There is a dignity about Bubbles that escapes his drugged out counterparts. Bubbles really struggles with his addiction, and when he gives in to the needle, both he and the audience lament this little death.
To help support his habit, Bubbles also serves as a sometime informant for two Baltimore detectives, Kima Greggs and Darren McNulty. However, when faced with these opportunities, he often experiences the most success in his fight against addiction, focusing on the task at hand rather than the drugs in hand. Bubbles not only helps detectives Greggs and McNulty, but in season four, he takes on a protégé, Sharrod, and tries to teach him the business of his mobile shopping store. Bubbles takes an interest in Sharrod’s education and even helps him with his homework.
Unfortunately, Sharrod overdoses on some bad drugs Bubbles intended for a thug who repeatedly harassed him throughout several previous episodes, with police failing to respond to Bubbles’ pleas for help. When Bubbles sees what has happened, he goes off the deep end, turns himself in for murder (which the cops realize he did not do), and tries to hang himself. Bubbles is moved to a rehab/psychiatric ward and seems inconsolable. Thankfully, a friend from his previous, unsuccessful stints at rehab, Waylon (Steve Earle) shows up to comfort him. The two re-kindle a friendship, and Waylon counsels Bubbles in the ways of recovery and sets him up with a job at a local homeless shelter. Here, Bubbles seems to turn a corner. He has a purpose and a job to do, and the director of the center sees his improvement and encourages Bubbles to step up and serve food to the homeless rather than staying in the back washing pots and pans. Bubbles adamantly refuses.

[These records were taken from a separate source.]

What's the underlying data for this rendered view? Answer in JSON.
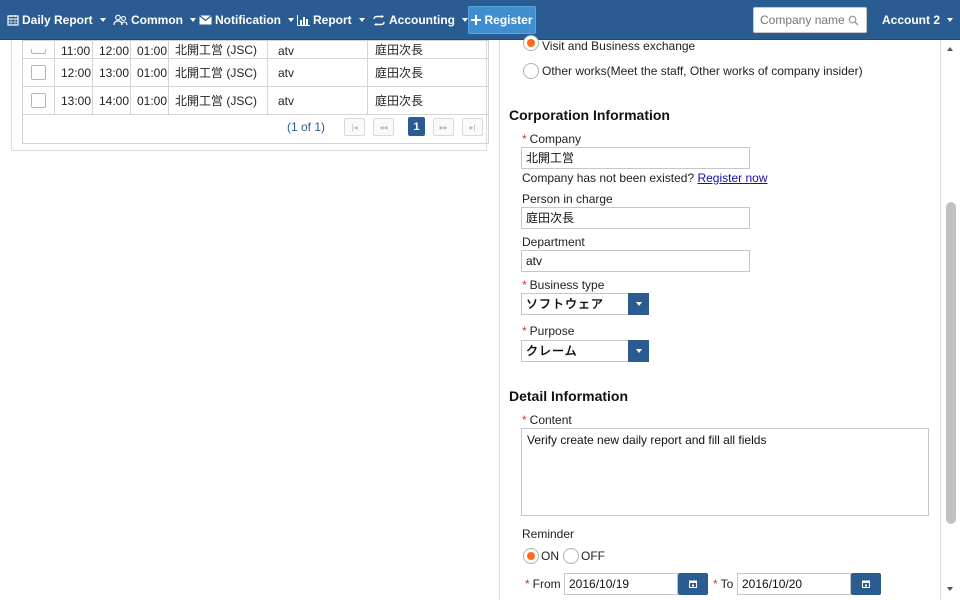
{
  "navbar": {
    "daily_report": "Daily Report",
    "common": "Common",
    "notification": "Notification",
    "report": "Report",
    "accounting": "Accounting",
    "register": "Register",
    "search_placeholder": "Company name",
    "account": "Account 2",
    "colors": {
      "bar": "#2a5c91",
      "register_button": "#3e8ed0"
    }
  },
  "table": {
    "rows": [
      {
        "start": "11:00",
        "end": "12:00",
        "duration": "01:00",
        "company": "北開工営 (JSC)",
        "department": "atv",
        "person": "庭田次長"
      },
      {
        "start": "12:00",
        "end": "13:00",
        "duration": "01:00",
        "company": "北開工営 (JSC)",
        "department": "atv",
        "person": "庭田次長"
      },
      {
        "start": "13:00",
        "end": "14:00",
        "duration": "01:00",
        "company": "北開工営 (JSC)",
        "department": "atv",
        "person": "庭田次長"
      }
    ],
    "pagination": {
      "label": "(1 of 1)",
      "current_page": "1"
    }
  },
  "form": {
    "work_type": {
      "option_visit": "Visit and Business exchange",
      "option_other": "Other works(Meet the staff, Other works of company insider)",
      "selected": "Visit and Business exchange"
    },
    "corporation": {
      "title": "Corporation Information",
      "company_label": "Company",
      "company_value": "北開工営",
      "company_note": "Company has not been existed?",
      "register_now": "Register now",
      "person_label": "Person in charge",
      "person_value": "庭田次長",
      "department_label": "Department",
      "department_value": "atv",
      "business_type_label": "Business type",
      "business_type_value": "ソフトウェア",
      "purpose_label": "Purpose",
      "purpose_value": "クレーム"
    },
    "detail": {
      "title": "Detail Information",
      "content_label": "Content",
      "content_value": "Verify create new daily report and fill all fields",
      "reminder_label": "Reminder",
      "reminder_on": "ON",
      "reminder_off": "OFF",
      "reminder_selected": "ON",
      "from_label": "From",
      "from_value": "2016/10/19",
      "to_label": "To",
      "to_value": "2016/10/20"
    }
  },
  "icons": {
    "daily_report": "calendar-icon",
    "common": "users-icon",
    "notification": "envelope-icon",
    "report": "bar-chart-icon",
    "accounting": "exchange-icon",
    "register": "plus-icon",
    "search": "search-icon",
    "date_picker": "calendar-icon"
  }
}
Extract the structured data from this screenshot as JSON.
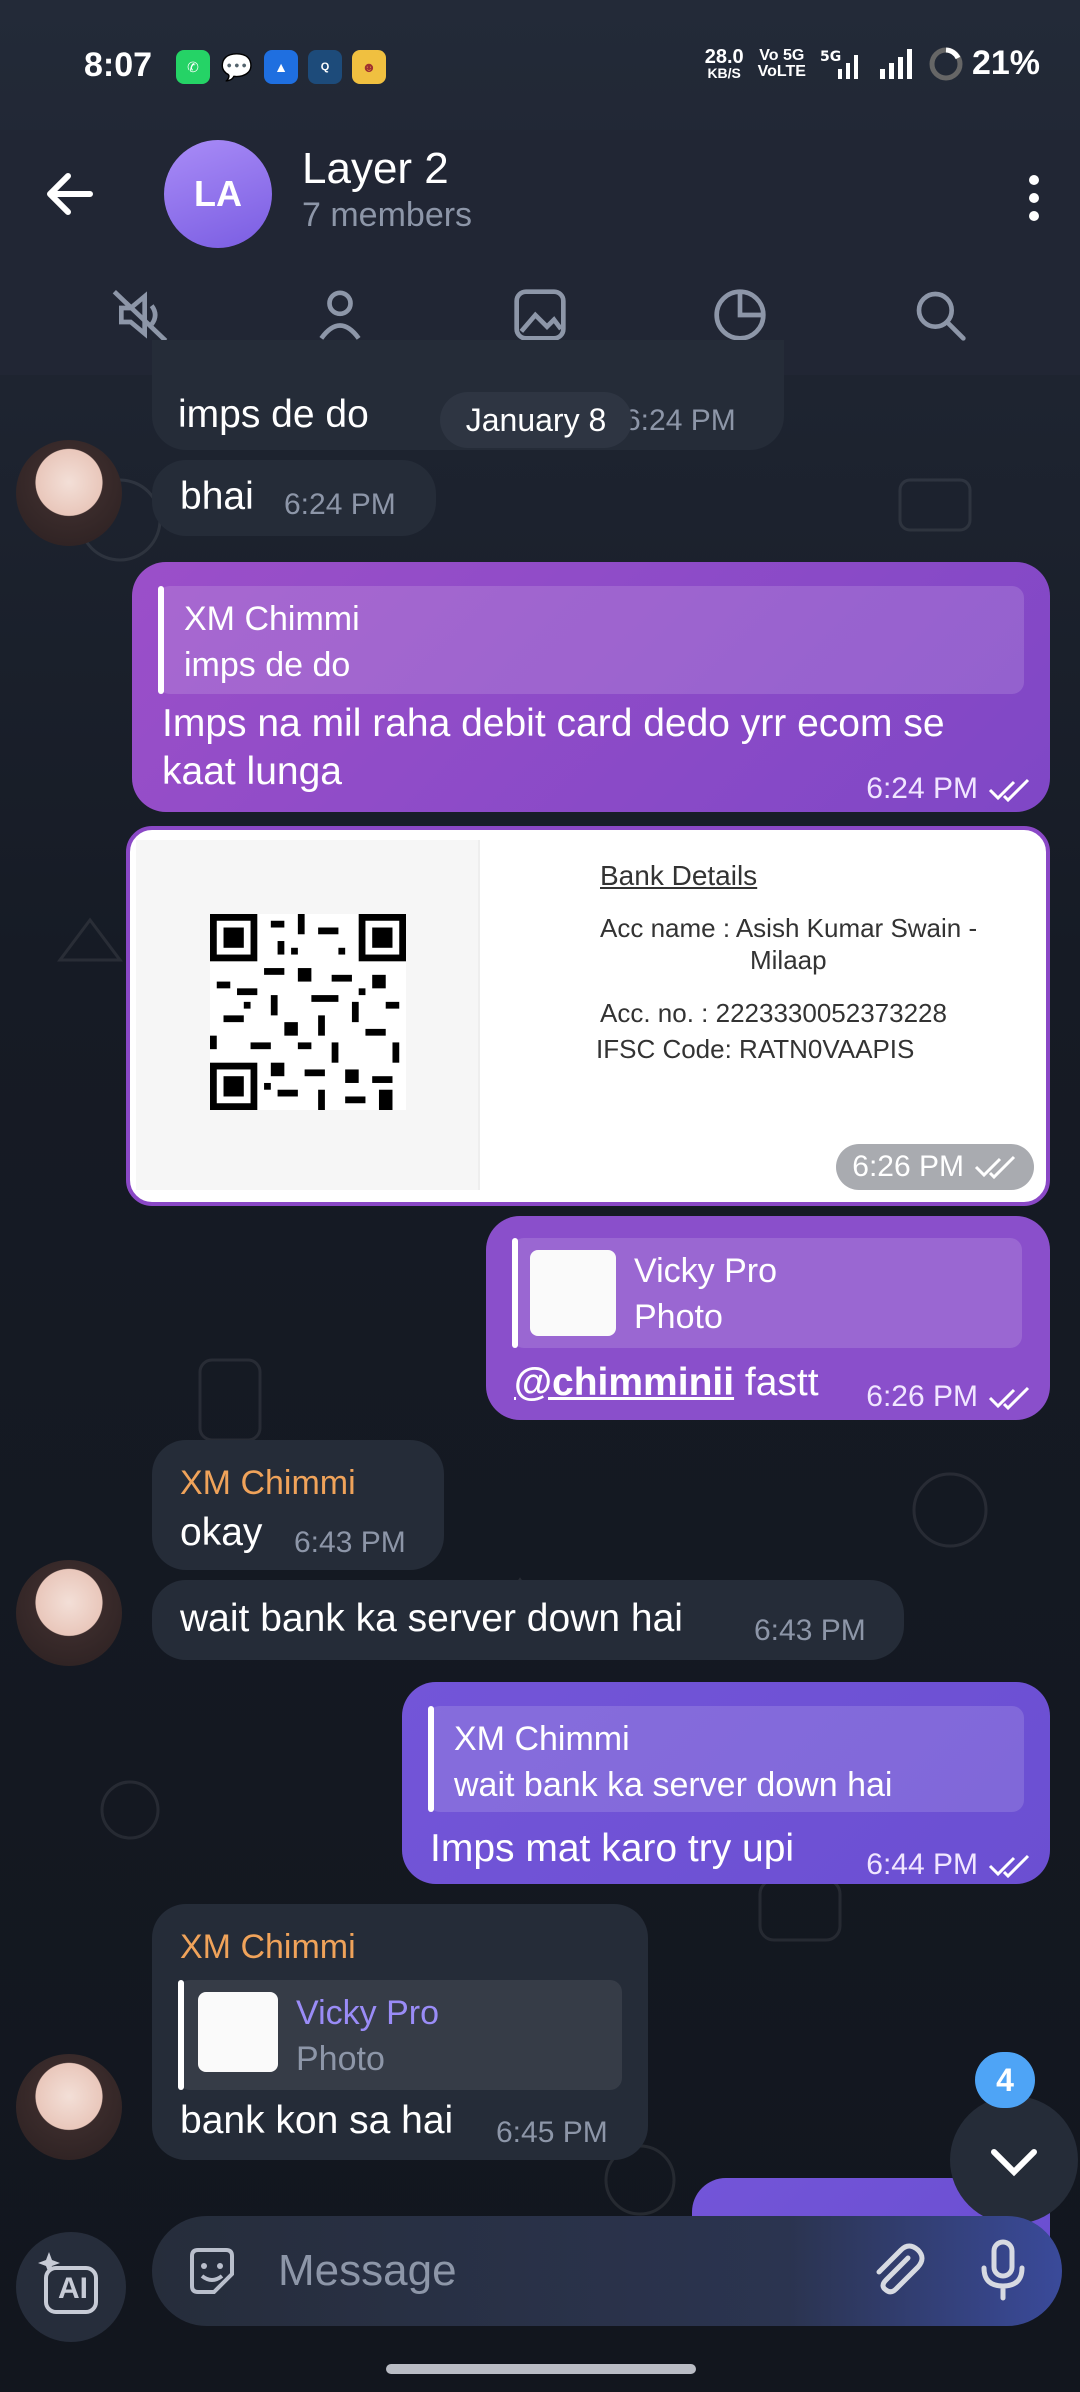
{
  "status_bar": {
    "time": "8:07",
    "net_speed": "28.0",
    "net_unit": "KB/S",
    "volte1": "Vo 5G",
    "volte2": "VoLTE",
    "battery": "21%",
    "apps": [
      "whatsapp-icon",
      "chat-icon",
      "arc-icon",
      "qube-icon",
      "character-icon"
    ]
  },
  "header": {
    "avatar_initials": "LA",
    "title": "Layer 2",
    "subtitle": "7 members",
    "tabs": [
      "mute-icon",
      "members-icon",
      "media-icon",
      "stats-icon",
      "search-icon"
    ]
  },
  "date_chip": "January 8",
  "messages": [
    {
      "id": "m1",
      "text": "imps de do",
      "time": "6:24 PM"
    },
    {
      "id": "m2",
      "text": "bhai",
      "time": "6:24 PM"
    },
    {
      "id": "m3",
      "reply_name": "XM Chimmi",
      "reply_text": "imps de do",
      "text": "Imps na mil raha debit card dedo yrr ecom se kaat lunga",
      "time": "6:24 PM"
    },
    {
      "id": "m4",
      "bank_title": "Bank Details",
      "acc_name": "Acc name : Asish Kumar Swain -",
      "acc_name2": "Milaap",
      "acc_no": "Acc. no. : 2223330052373228",
      "ifsc": "IFSC Code: RATN0VAAPIS",
      "time": "6:26 PM"
    },
    {
      "id": "m5",
      "reply_name": "Vicky Pro",
      "reply_text": "Photo",
      "mention": "@chimminii",
      "text": " fastt",
      "time": "6:26 PM"
    },
    {
      "id": "m6",
      "sender": "XM Chimmi",
      "text": "okay",
      "time": "6:43 PM"
    },
    {
      "id": "m7",
      "text": "wait bank ka server down hai",
      "time": "6:43 PM"
    },
    {
      "id": "m8",
      "reply_name": "XM Chimmi",
      "reply_text": "wait bank ka server down hai",
      "text": "Imps mat karo try upi",
      "time": "6:44 PM"
    },
    {
      "id": "m9",
      "sender": "XM Chimmi",
      "reply_name": "Vicky Pro",
      "reply_text": "Photo",
      "text": "bank kon sa hai",
      "time": "6:45 PM"
    }
  ],
  "scroll_badge": "4",
  "input": {
    "placeholder": "Message",
    "ai_label": "AI"
  },
  "colors": {
    "accent": "#8a5cf0",
    "sender_name": "#f0a35a",
    "mention": "#ffffff",
    "badge": "#4ea4f6"
  }
}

In the most recent episode, we learn why. After years of using shared needles, Bubbles is afraid that he has contracted “the bug,” AIDS, and is afraid that he might inadvertently spread it. When he tells Waylon, his friend encourages him to get tested. The two visit the local clinic and find out that, miraculously, Bubbles is clean. When Waylon tells him the good news, Bubbles becomes angry and responds, “It must be wrong. All the shit I done…all the works I shared…. That shit ain’t right no how man.” In a moment of prophetic clarity, Waylon sees through Bubbles’ anger to the fear and shame that motivates it. He tells Bubbles: “You’re disappointed. Shit, this ain’t about the bug is it. This is about you trying to make the past everything…mean everything…. You don’t even wanna’ think about the here and now. Sorry Bubs…shame ain’t worth as much as you think. Let it go.” Waylon’s blunt, plain-spoken advice comes from years of experience. He knows the guilt that clings to Bubbles more tenaciously than any desire for a drug and knows that Bubbles must release that guilt if he is to move forward. Bubbles will never be able to move forward, and more importantly move forward in service to others, until he realizes that this part of his past has passed. Thankfully, even in the possible salvation of Bubbles, the series remains committed to the streets as we see Bubbles working out his salvation, with literal fear and trembling, by serving others in the homeless shelter rather than in some church service.
In a season that has already seen significant twists, turns, and quickly-ended lives, Burns and Simon obviously remain tight-lipped about the future of these characters in the few episodes that remain. However, in interviews, they do hint at hope for one character, and as they maintain committed to Bubbles’ improvement (for now), we can only hope that it is this most human of characters.
The fifth and final season of The Wire is currently airing on HBO on Sunday nights, and new episodes are availble on HBO On-Demand a week early on Monday nights.